What made her so reluctant to engage with him? His illusion and the barriers that kept her from knowing him for who he was were far too complex for that to be the problem. If her distance had nothing to do with who he was specifically then it must be something more personal. Serivar mentioned an engagement gone sour. Could that be at the root of her wary manner? It might be worth investigating as a potential point of vulnerability.

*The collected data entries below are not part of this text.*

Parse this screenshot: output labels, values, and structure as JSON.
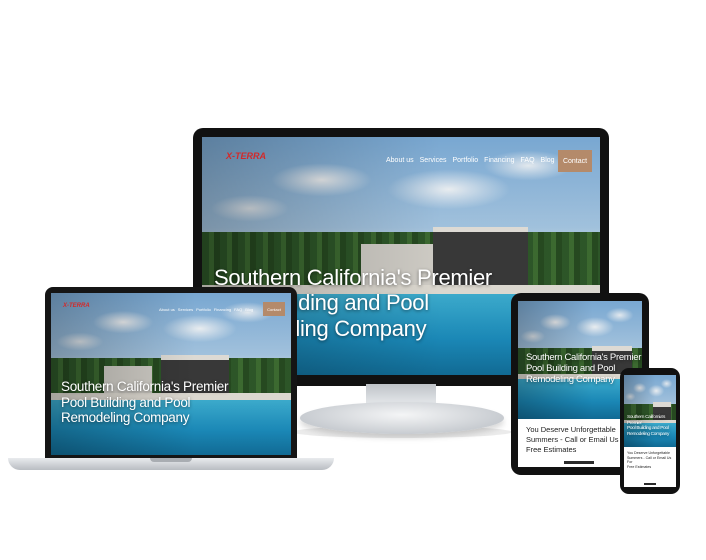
{
  "site": {
    "logo_text": "X-TERRA",
    "nav_items": [
      "About us",
      "Services",
      "Portfolio",
      "Financing",
      "FAQ",
      "Blog"
    ],
    "contact_label": "Contact",
    "social_icons": [
      "facebook-icon",
      "instagram-icon"
    ],
    "headline": "Southern California's Premier Pool Building and Pool Remodeling Company",
    "headline_lines": [
      "Southern California's Premier",
      "Pool Building and Pool",
      "Remodeling Company"
    ],
    "cta": "You Deserve Unforgettable Summers - Call or Email Us For Free Estimates",
    "cta_lines": [
      "You Deserve Unforgettable",
      "Summers - Call or Email Us For",
      "Free Estimates"
    ]
  },
  "colors": {
    "logo": "#d22a2a",
    "contact_button": "#b48a6a",
    "device_frame": "#111111"
  }
}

“Lord Serivar was rather harsh with you yesterday,” he commented, marking the page as though he had actually been reading it and closing the book.
She shrugged and sank into one of the chairs by the lone table. Even that movement somehow exuded a certain sense of distance and separation, as if she were alone even in his company.
“He was probably right to be. I shouldn’t have done the things I did in Lyra given our agreement and the risk of exposing the Order.”
“Why did you do them then?”
She gave him a sharp look, prickling with warning.
So much for building any rapport today
. If she didn’t trust Serivar enough to talk about it, she certainly wasn’t going to start spilling her secrets to a man she met the previous day. “I apologize. It isn’t my business.”